Step 1: Gut Your Kitchen Timer

Unscrew the time part from it's plastic frame. Be careful to only take off the plastic and leave the rest intact, because if you unfasten the metal frame you may not be able to reassemble it. Set these pieces aside for now.

Step 2: Measure and Cut the Rings

Based on the size of your hour glass and timer, trace a total of three rings; the smallest will have a hole carved into it to hold the timer. The next largest and final largest will be cut out.

Use your compass to trace each of the rings before cutting to ensure you have enough space for everything.

the outter rim diameter for all three are 8.5in, 6.25in and 4.5in. the smallest has a hole of 2in for my timer, but you'll need to measure your own timer to determine the hole size.

Each of my rings is 1/2 inch wide, cut out of 3/4 inch thick wood I already had.

Step 3: Painting

Learn from my mistakes, paint first, fasten screws later. Prime and paint your wood now while you still have access to all the little corners. I used silver because I liked the color, but I think the official color of time turners is gold.

I used a brush to apply the primer, and silver spray paint. It dried within minutes. I also painted the plastic handle of the kitchen timer just so everything would match, you can see it in the middle, below the hour glass. I can approximate where the numbers are by looking at it, but the numbers are lightly showing enough that I can still go back and trace over them in a matching color if I change my mind.

Step 4: Fasten the Screw

This part is tricky only because it's holding the inner rings in place while screwing down is frustrating. But doable. I used 1/8th thick screws that are 1.5in long which I already had around the house.

Start with the inner rings, line up the screws so they're right at the center line diameter of the circle, then use your drill gun to secure the screws. Fasten the inner circles, then do the outer circle screws. Remember, the bolts are in a X formation, so these next outer screws will need to make a 90 degree angle with the first set of of screws, and they will only need to reach the middle ring.

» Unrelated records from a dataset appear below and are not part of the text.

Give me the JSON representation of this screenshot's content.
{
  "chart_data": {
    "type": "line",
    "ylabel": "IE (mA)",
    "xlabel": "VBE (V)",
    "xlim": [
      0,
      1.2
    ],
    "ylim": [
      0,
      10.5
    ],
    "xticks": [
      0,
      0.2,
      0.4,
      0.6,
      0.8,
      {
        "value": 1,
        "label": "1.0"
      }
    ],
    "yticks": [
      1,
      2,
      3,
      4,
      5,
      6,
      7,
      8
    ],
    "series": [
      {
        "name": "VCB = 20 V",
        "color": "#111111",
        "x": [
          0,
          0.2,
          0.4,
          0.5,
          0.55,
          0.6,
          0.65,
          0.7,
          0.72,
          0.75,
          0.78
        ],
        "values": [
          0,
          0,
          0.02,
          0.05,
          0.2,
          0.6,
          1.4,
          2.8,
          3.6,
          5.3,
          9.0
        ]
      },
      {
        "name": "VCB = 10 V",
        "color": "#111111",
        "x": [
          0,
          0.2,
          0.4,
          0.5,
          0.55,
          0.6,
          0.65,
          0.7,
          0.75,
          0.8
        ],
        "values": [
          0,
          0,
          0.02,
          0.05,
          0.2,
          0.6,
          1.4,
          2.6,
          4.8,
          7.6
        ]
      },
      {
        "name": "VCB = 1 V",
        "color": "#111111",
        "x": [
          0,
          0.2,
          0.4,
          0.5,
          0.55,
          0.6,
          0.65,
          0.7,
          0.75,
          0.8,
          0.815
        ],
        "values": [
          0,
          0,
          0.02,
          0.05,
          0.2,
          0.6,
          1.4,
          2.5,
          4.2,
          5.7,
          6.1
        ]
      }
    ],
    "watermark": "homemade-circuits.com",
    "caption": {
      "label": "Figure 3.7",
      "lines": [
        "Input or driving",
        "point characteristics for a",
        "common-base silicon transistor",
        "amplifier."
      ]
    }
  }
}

I put a dab of wood glue on and around the rings to give the wood some extra support.

Step 5: Secure the Timer and Hour Glass

Take your hot glue gun and secure the metal frame of the timer inside the smallest ring. The place the plastic handle over it like you would normally, and glue the hour glass so that the dip is lined up with the handle. You should be able to twist the hour glass to set the timer.

It takes a lot of patience to create a perfect, curved out circle, so if you feel like it's a little above your level, make the hole a bit larger than needed and fill the cracks in with either the glue we were using before, or wood puddy if you have it.